The MBTA could be nearing the edge of a financial ‘cliff’ as soon as fiscal year 2024, when the agency has exhausted all of the nearly $2 billion in federal COVID-19 assistance it has received and will face. to a budget variance of more than $230. million, officials said Thursday.
Presenting a multi-year budget projection to board members, MBTA Chief Financial Officer Mary Ann O’Hara said the T would use approximately $316 million in one-time revenue to balance its fiscal 2023 spending plan. and that it would have about $100 million left to spend the following year. . But that leftover won’t be enough to bridge a growing gap between the money the MBTA brings in and the money it spends to run trains, buses and ferries, especially with ridership slow to rebound from the crater. at the start of the pandemic.
“In FY24, even after using about $100 million in FY24, we still have a gap of $236 million,” O’Hara said. “Our fiscal cliff is then in fiscal year ’24.”
MBTA’s finance team expects the pressure to continue to mount in the years to come. Depending on revenue and cost arcs, the T could face a budget gap of between $341 million and $551 million by FY2027, according to O’Hara’s presentation.

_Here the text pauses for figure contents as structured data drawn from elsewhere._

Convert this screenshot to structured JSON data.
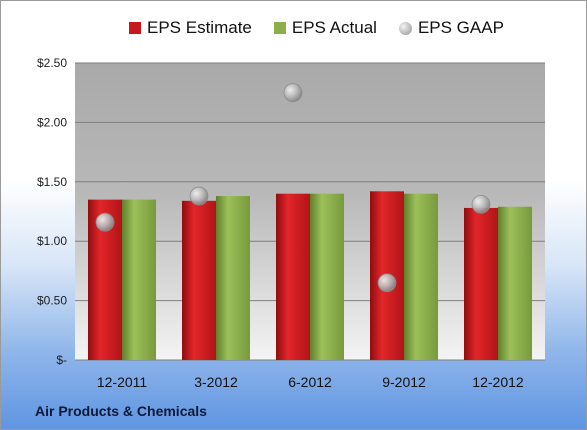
{
  "chart_data": {
    "type": "bar",
    "categories": [
      "12-2011",
      "3-2012",
      "6-2012",
      "9-2012",
      "12-2012"
    ],
    "series": [
      {
        "name": "EPS Estimate",
        "type": "bar",
        "color": "#c8181c",
        "values": [
          1.35,
          1.34,
          1.4,
          1.42,
          1.28
        ]
      },
      {
        "name": "EPS Actual",
        "type": "bar",
        "color": "#8bb04a",
        "values": [
          1.35,
          1.38,
          1.4,
          1.4,
          1.29
        ]
      },
      {
        "name": "EPS GAAP",
        "type": "scatter",
        "color": "#b0b0b0",
        "values": [
          1.16,
          1.38,
          2.25,
          0.65,
          1.31
        ]
      }
    ],
    "ylim": [
      0,
      2.5
    ],
    "yticks": [
      0,
      0.5,
      1.0,
      1.5,
      2.0,
      2.5
    ],
    "ytick_labels": [
      "$-",
      "$0.50",
      "$1.00",
      "$1.50",
      "$2.00",
      "$2.50"
    ],
    "grid": true,
    "legend_position": "top"
  },
  "legend": {
    "estimate": "EPS Estimate",
    "actual": "EPS Actual",
    "gaap": "EPS GAAP"
  },
  "company": "Air Products & Chemicals"
}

Costs are growing faster than revenue at T, in part due to ridership trends fueled by COVID and also by significant investment in safety improvements recommended by an independent panel, a new service on extending the Green Line and the future South Coast Rail, and fuel inflation, says O’Hara. She added that fares and own-source revenue only account for 9% of the money the agency expects to raise in FY22, with the rest coming from grants from local, state and federal governments.
Officials have not outlined any specific plans to raise fares or cut services to address looming funding shortfalls, and legislative leaders have shown minimal interest in rethinking how the state funds transit. During Thursday’s preliminary discussion, O’Hara said the T is “limited in the means to fully resolve our fiscal challenges independently.”
“Service levels, maintenance and security make up 90% of our operating expenses. If we look at the (FY)22 budget, that leaves about $200 million of expenses to analyze,” he said. she declared.
The MBTA already plans to redirect $500 million towards a range of capital projects, including investments in safety, electric bus infrastructure, workforce retention efforts and grant programs. counterpart to meet short-term needs with the support of one-time federal funds.